I keep remembering this one time when I was, oh I don’t know, maybe about 7 or 8, anyway I was playing with my best friend, Jessie, and my mom was taking a shower. We decided we wanted to play hide-and-seek. I went into the bathroom and told her* we were going to hide and when she got out of the shower I wanted her to come find us. I guess the shower water was so loud she didn’t hear me, but I didn’t know at the time and thought she heard me. We hid in the closet. When she came out of the shower and saw that we weren’t in the house she must have thought the worst, like someone had taken us because we were gone. I didn’t understand her fear at the time. I do now. At the time she was frantic, we were still hiding in the closet we heard her call our names, but I thought she was playing our game, so we stayed hidden. Then I heard her yell and run out the door. When we finally came out she was outside yelling for us and her robe had come undone; she was so hysterical she didn’t even notice. When she saw me standing at the door she raced to me and squeezed me tight I thought she would never let me go. I started to cry. I said I was sorry but I thought she had heard me.

DECEMBER 16, 1998

I would give my soul for a picture of her. No, No, No not my soul because nobody can give their soul away … can they? I don’t know, maybe we share our souls with loved ones throughout our lifetimes. Is that possible? I don’t know. Does that kind of love exist? I know I feel enormous love every day for my girls. Even though they don’t know I’m their mom, I still feel this unseen connection with them. Does she feel the same way about me? Does she know I’m still somewhere out here? I wonder if she knows I miss her. I can’t bear to think of her sometimes it’s just too painful for me.

DECEMBER 22, 1998

I want things to be different, but I would never change a thing about my life. I would never turn back the clock and change the way things worked out. I love my kids. I wouldn’t say I have scars from it, but I do have a few scratches! Like the way I feel about touching. I don’t know how I would react to a man touching me after what I have been through. Family touching is different, it doesn’t bother me as much when he hugs me anymore. I tell myself he is not touching me in a sexual way; it is more a fatherly way now. Not that I would know what that is like. I want to find love one day. The kind of love I read about, but it sounds so unlucky and unrealistic to hope for that. All Phillip talks about is all the horrible people in the world. I don’t think the kind of love I dream about is real. That’s okay, though, I still have love in my life from my girls.

MARCH 9, 2002

I want to make myself a better person.
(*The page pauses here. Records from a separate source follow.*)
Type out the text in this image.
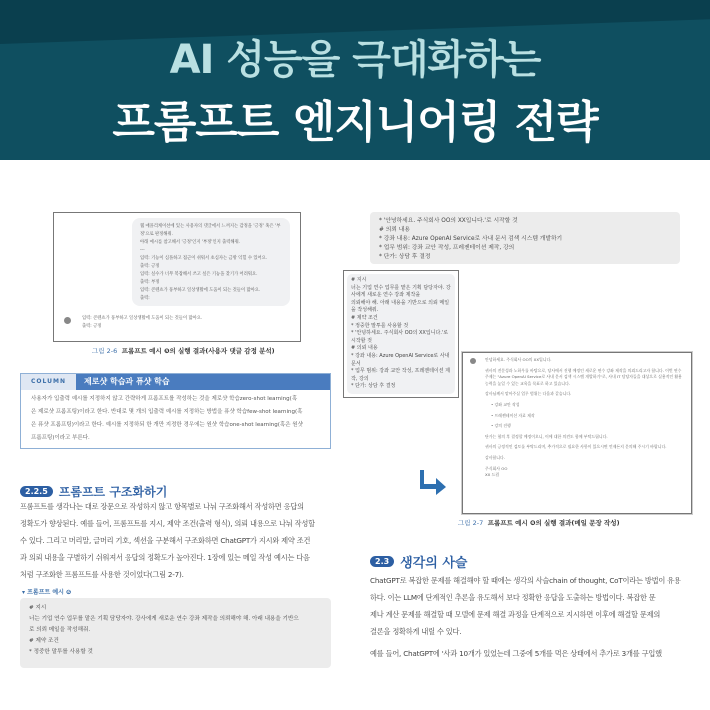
AI 성능을 극대화하는
프롬프트 엔지니어링 전략
웹 애플리케이션에 있는 사용자의 댓글에서 느껴지는 감정을 '긍정' 혹은 '부정'으로 판정해줘.
아래 예시를 참고해서 '긍정'인지 '부정'인지 출력해줘.
---
입력: 기능이 심플하고 접근이 쉬워서 초심자는 금방 익힐 수 있어요.
출력: 긍정
입력: 실수가 너무 복잡해서 쓰고 싶은 기능을 찾기가 어려워요.
출력: 부정
입력: 콘텐츠가 풍부하고 일상생활에 도움이 되는 것들이 많아요.
출력:
입력: 콘텐츠가 풍부하고 일상생활에 도움이 되는 것들이 많아요.
출력: 긍정
그림 2-6 프롬프트 예시 ❺의 실행 결과(사용자 댓글 감정 분석)
COLUMN	제로샷 학습과 퓨샷 학습
사용자가 입출력 예시를 지정하지 않고 간략하게 프롬프트를 작성하는 것을 제로샷 학습zero-shot learning(혹
은 제로샷 프롬프팅)이라고 한다. 반대로 몇 개의 입출력 예시를 지정하는 방법을 퓨샷 학습few-shot learning(혹
은 퓨샷 프롬프팅)이라고 한다. 예시를 지정하되 한 개만 지정한 경우에는 원샷 학습one-shot learning(혹은 원샷
프롬프팅)이라고 부른다.
2.2.5 프롬프트 구조화하기
프롬프트를 생각나는 대로 장문으로 작성하지 않고 항목별로 나눠 구조화해서 작성하면 응답의
정확도가 향상된다. 예를 들어, 프롬프트를 지시, 제약 조건(출력 형식), 의뢰 내용으로 나눠 작성할
수 있다. 그리고 머리말, 글머리 기호, 섹션을 구분해서 구조화하면 ChatGPT가 지시와 제약 조건
과 의뢰 내용을 구별하기 쉬워져서 응답의 정확도가 높아진다. 1장에 있는 메일 작성 예시는 다음
처럼 구조화한 프롬프트를 사용한 것이었다(그림 2-7).
▾ 프롬프트 예시 ❻
# 지시
너는 기업 연수 업무를 맡은 기획 담당자야. 강사에게 새로운 연수 강좌 제작을 의뢰해야 해. 아래 내용을 기반으
로 의뢰 메일을 작성해줘.
# 제약 조건
* 정중한 말투를 사용할 것
* '안녕하세요. 주식회사 OO의 XX입니다.'로 시작할 것
# 의뢰 내용
* 강좌 내용: Azure OpenAI Service로 사내 문서 검색 시스템 개발하기
* 업무 범위: 강좌 교안 작성, 프레젠테이션 제작, 강의
* 단가: 상담 후 결정
# 지시
너는 기업 연수 업무를 맡은 기획 담당자야. 강사에게 새로운 연수 강좌 제작을
의뢰해야 해. 아래 내용을 기반으로 의뢰 메일을 작성해줘.
# 제약 조건
* 정중한 말투를 사용할 것
* '안녕하세요. 주식회사 OO의 XX입니다.'로 시작할 것
# 의뢰 내용
* 강좌 내용: Azure OpenAI Service로 사내 문서
* 업무 범위: 강좌 교안 작성, 프레젠테이션 제작, 강의
* 단가: 상담 후 결정
안녕하세요. 주식회사 OO의 XX입니다.
귀사의 전문성과 노하우를 바탕으로, 당사에서 진행 예정인 새로운 연수 강좌 제작을 의뢰드리고자 합니다. 이번 연수 주제는 "Azure OpenAI Service로 사내 문서 검색 시스템 개발하기"로, 사내 IT 담당자들을 대상으로 실용적인 활용 능력을 높일 수 있는 교육을 목표로 하고 있습니다.
강사님께서 맡아주실 업무 범위는 다음과 같습니다.
• 강좌 교안 작성
• 프레젠테이션 자료 제작
• 강의 진행
단가는 협의 후 결정할 예정이오니, 이에 대한 의견도 함께 부탁드립니다.
귀사의 긍정적인 검토를 부탁드리며, 추가적으로 필요한 사항이 있으시면 언제든지 문의해 주시기 바랍니다.
감사합니다.
주식회사 OO
XX 드림
그림 2-7 프롬프트 예시 ❻의 실행 결과(메일 문장 작성)
2.3 생각의 사슬
ChatGPT로 복잡한 문제를 해결해야 할 때에는 생각의 사슬chain of thought, CoT이라는 방법이 유용
하다. 이는 LLM에 단계적인 추론을 유도해서 보다 정확한 응답을 도출하는 방법이다. 복잡한 문
제나 계산 문제를 해결할 때 모델에 문제 해결 과정을 단계적으로 지시하면 이후에 해결할 문제의
결론을 정확하게 내릴 수 있다.
예를 들어, ChatGPT에 '사과 10개가 있었는데 그중에 5개를 먹은 상태에서 추가로 3개를 구입했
The first thing I want to improve is my garden. I’ve really been neglecting it lately. I don’t really know where to begin. I haven’t been very good at following through lately. I just cannot find the motivation I need. That is another thing I would like to change.

JUNE 2, 2002

I miss her. I wonder what she thinks about. I wonder if she ever thinks about me. Sometimes I hope that she doesn’t because I don’t want her to be sad and sometimes I wonder if she is happier that I’m not around anymore. I don’t like that thought!